Asfalt dat bij vrijkomen op basis van organoleptische waarnemingen of steekproeven met de PAK-detector vermoedelijk teerhoudend is, zal ook bij de asfaltcentrale als zodanig worden herkend. Om te voorkomen dat het daar wordt teruggestuurd, is het verstandig dergelijke verdachte partijen direct afte voeren als teerhoudend asfalt.
Als onverwacht teerhoudend asfalt wordt aangetroffen, moet de machinist van de freesmachine zijn werkzaamheden stoppen en in overleg treden met de uitvoerder.
Deze moet (in overleg met de opdrachtgever) bepalen of het freesplan moet worden aangepast en of de afwijking dusdanig veel invloed heeft op de hoeveelheden teerhoudend en teervrij asfalt dat hiervan melding moet worden gemaakt.
P.6.7 Afvoeren van vrijgekomen asfalt
P.6.7.1 Voer vrijgekomen teerhoudend asfalt af naar een thermische verwerker of geef het af aan een erkende inzamelaar.
P.6.7.2 Beschouw vrijgekomen teerhoudend asfalt als een gevaarlijk afvalstof tot het moment van afgeven aan een thermische verwerker of een erkende inzamelaar.
P.6.7.3 Voer vrijgekomen teervrij asfalt af naar een verwerker, geef het af aan een erkende inzamelaar of verwerk het in een warme of koude toepassing onder de voorwaarden van het Besluit Bodemkwaliteit in situ in het werk.
P.6.7.4 Registreer de afgegeven hoeveelheden aan de hand van de begeleidingsbrieven en de weegbonnen.
Toelichting:
In de Eural wordt teerhoudend asfalt met meer dan één procent koolteer aangemerkt als gevaarlijk afval. Vanwege de onbepaalde samenstelling van deze grenswaarde wordt asfaltgranulaat in deze richtlijn als gevaarlijk afval beschouwd als het teerhoudend is (PAK10 >75 mg/kg).
De opdrachtgever is als ontdoener verantwoordelijk voor het vrijgekomen asfalt, totdat de betreffende partij is geaccepteerd door een verwerker of door een erkende inzamelaar.
Artikel 1.2 sub e vermeldt over tijdelijke opslag van teerhoudend asfalt het volgende:
om efficiënt transport van kleine partijen teerhoudend materiaal (ordegrootte tot drie ton) naar een thermische verwerker te voorkomen, kunnen kleine partijen worden opgebulkt in een inrichting met een door het bevoegd gezag verleende omgevingsvergunning tot een moment waarop de opgebulkte hoeveelheid efficiënt – dat wil zeggen met een volle vrachtwagen (ordegrootte 6 ton), trailer (ordegrootte 32 ton) of vrachtschip (ordegrootte 2.000 ton) – naar een thermische verwerker kan worden vervoerd.

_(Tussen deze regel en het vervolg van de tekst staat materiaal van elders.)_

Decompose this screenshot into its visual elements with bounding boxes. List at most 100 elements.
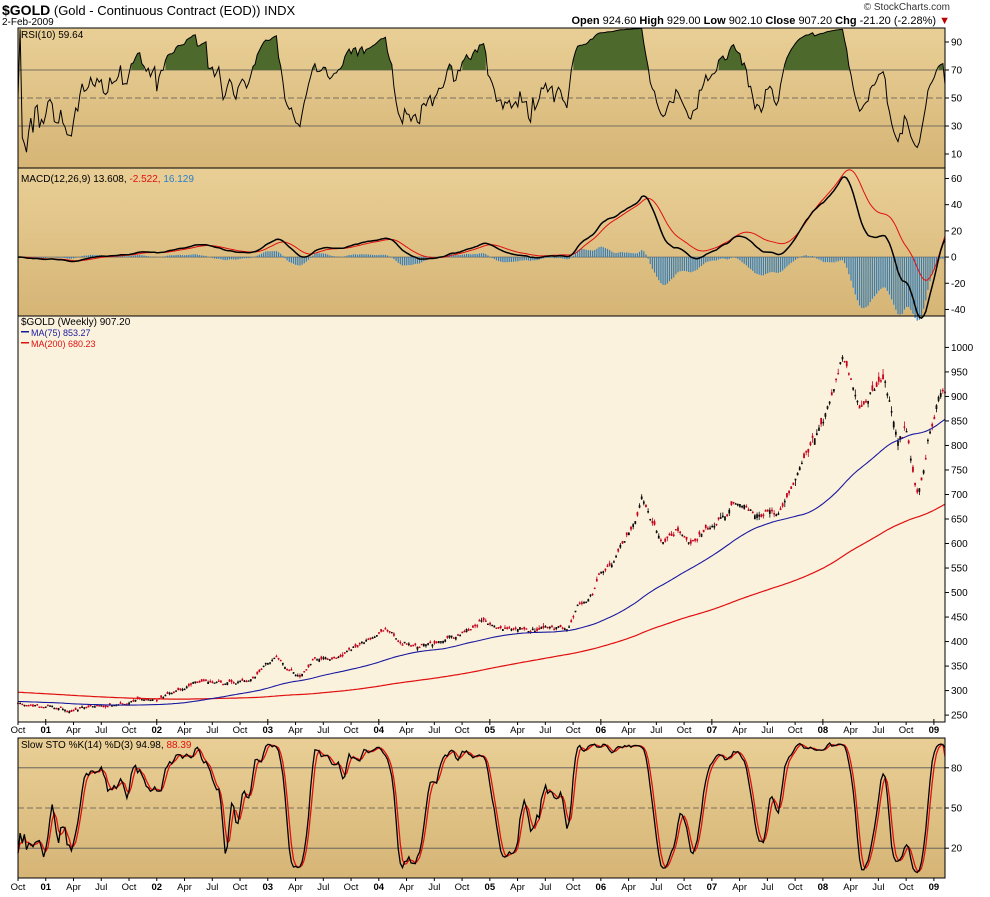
price-candle-body xyxy=(758,514,761,517)
price-candle-body xyxy=(429,641,432,644)
open-value: 924.60 xyxy=(602,15,637,27)
macd-histogram-bar xyxy=(688,257,690,272)
price-candle-body xyxy=(634,521,637,524)
price-candle-body xyxy=(877,376,880,382)
price-candle-body xyxy=(134,699,137,702)
price-time-axis-label: 07 xyxy=(707,725,718,736)
macd-histogram-bar xyxy=(530,257,532,261)
macd-histogram-bar xyxy=(459,255,461,258)
low-value: 902.10 xyxy=(728,15,763,27)
price-candle-body xyxy=(378,632,380,634)
macd-histogram-bar xyxy=(743,257,745,264)
price-candle-body xyxy=(450,635,453,638)
price-candle-body xyxy=(467,629,470,631)
macd-histogram-bar xyxy=(882,257,884,288)
bottom-time-axis-label: Jul xyxy=(539,882,551,893)
macd-histogram-bar xyxy=(66,257,68,259)
brand-link[interactable]: © StockCharts.com xyxy=(863,2,950,13)
price-candle-body xyxy=(847,373,850,375)
price-candle-body xyxy=(619,544,622,548)
macd-histogram-bar xyxy=(649,257,651,265)
macd-histogram-bar xyxy=(703,257,705,265)
ma200-line xyxy=(17,503,946,700)
macd-histogram-bar xyxy=(527,257,530,261)
macd-histogram-bar xyxy=(378,254,380,258)
price-time-axis-label: Apr xyxy=(66,725,81,736)
macd-histogram-bar xyxy=(626,252,628,258)
price-candle-body xyxy=(198,680,201,683)
price-candle-body xyxy=(875,382,878,387)
price-candle-body xyxy=(205,679,207,681)
price-candle-body xyxy=(234,683,237,685)
price-candle-body xyxy=(568,626,570,628)
price-candle-body xyxy=(561,627,564,630)
price-candle-body xyxy=(149,699,152,702)
price-candle-body xyxy=(754,515,756,520)
price-candle-body xyxy=(788,490,790,494)
price-candle-body xyxy=(630,526,632,530)
macd-histogram-bar xyxy=(412,257,414,265)
price-time-axis-label: Oct xyxy=(11,725,26,736)
price-candle-body xyxy=(523,627,526,630)
macd-histogram-bar xyxy=(856,257,859,301)
price-candle-body xyxy=(830,392,833,396)
macd-histogram-bar xyxy=(923,257,925,309)
price-tick-label: 500 xyxy=(951,588,968,599)
macd-histogram-bar xyxy=(139,254,141,258)
price-candle-body xyxy=(314,657,316,659)
macd-histogram-bar xyxy=(228,257,231,260)
price-candle-body xyxy=(796,472,799,476)
price-candle-body xyxy=(74,707,77,710)
macd-histogram-bar xyxy=(55,257,58,258)
macd-histogram-bar xyxy=(515,257,517,262)
macd-histogram-bar xyxy=(184,255,186,258)
price-candle-body xyxy=(482,617,485,621)
price-tick-label: 600 xyxy=(951,539,968,550)
price-candle-body xyxy=(621,541,624,544)
price-candle-body xyxy=(27,705,30,707)
macd-histogram-bar xyxy=(782,257,784,271)
price-candle-body xyxy=(173,691,175,694)
price-candle-body xyxy=(25,704,28,707)
macd-histogram-bar xyxy=(771,257,773,272)
price-time-axis-label: Apr xyxy=(843,725,858,736)
macd-histogram-bar xyxy=(137,255,139,258)
price-time-axis-label: Jul xyxy=(428,725,440,736)
bottom-time-axis-label: 03 xyxy=(263,882,274,893)
price-candle-body xyxy=(905,430,908,433)
macd-histogram-bar xyxy=(899,257,901,315)
price-candle-body xyxy=(506,627,509,629)
price-candle-body xyxy=(277,657,280,660)
price-candle-body xyxy=(689,540,692,544)
macd-histogram-bar xyxy=(399,257,401,265)
macd-histogram-bar xyxy=(461,254,463,258)
price-candle-body xyxy=(694,538,696,541)
price-candle-body xyxy=(343,652,346,654)
macd-histogram-bar xyxy=(690,257,692,273)
macd-histogram-bar xyxy=(350,254,352,258)
macd-histogram-bar xyxy=(846,257,848,268)
macd-histogram-bar xyxy=(824,257,826,263)
macd-histogram-bar xyxy=(807,256,809,258)
macd-histogram-bar xyxy=(478,253,480,258)
price-candle-body xyxy=(94,706,96,708)
macd-histogram-bar xyxy=(508,257,510,262)
macd-histogram-bar xyxy=(888,257,891,295)
price-candle-body xyxy=(696,539,699,541)
price-time-axis-label: Jul xyxy=(317,725,329,736)
price-candle-body xyxy=(183,688,186,691)
macd-histogram-bar xyxy=(700,257,703,266)
macd-histogram-bar xyxy=(265,251,267,258)
price-candle-body xyxy=(34,704,36,707)
price-candle-body xyxy=(935,405,938,409)
macd-histogram-bar xyxy=(619,252,621,258)
rsi-panel-title: RSI(10) 59.64 xyxy=(21,30,84,41)
price-candle-body xyxy=(920,477,923,481)
price-candle-body xyxy=(912,466,914,472)
price-candle-body xyxy=(704,524,707,529)
price-time-axis-label: 01 xyxy=(40,725,51,736)
price-candle-body xyxy=(837,373,840,375)
macd-histogram-bar xyxy=(143,255,145,258)
price-candle-body xyxy=(320,656,323,660)
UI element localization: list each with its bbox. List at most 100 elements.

Tijdelijke opslag van teerhoudend asfalt op een locatie zonder een door het bevoegd gezag verleende omgevingsvergunning is niet toegestaan.
De opdrachtgever zal in contracten moeten regelen dat de aannemer/ opdrachtnemer bij tijdelijke opslag met de betreffende inrichting afspraken maakt over de daadwerkelijke afvoer na tijdelijke opslag van teerhoudend asfalt naar een thermische verwerker.Als aangevoerde vrachten worden samengevoegd, dan moet elk tranport naar de thermische verwerker vergezeld gaan van alle relevante registratie-informatie van alle bij de tussenopslag samengevoegde individueel aangeleverde vrachten.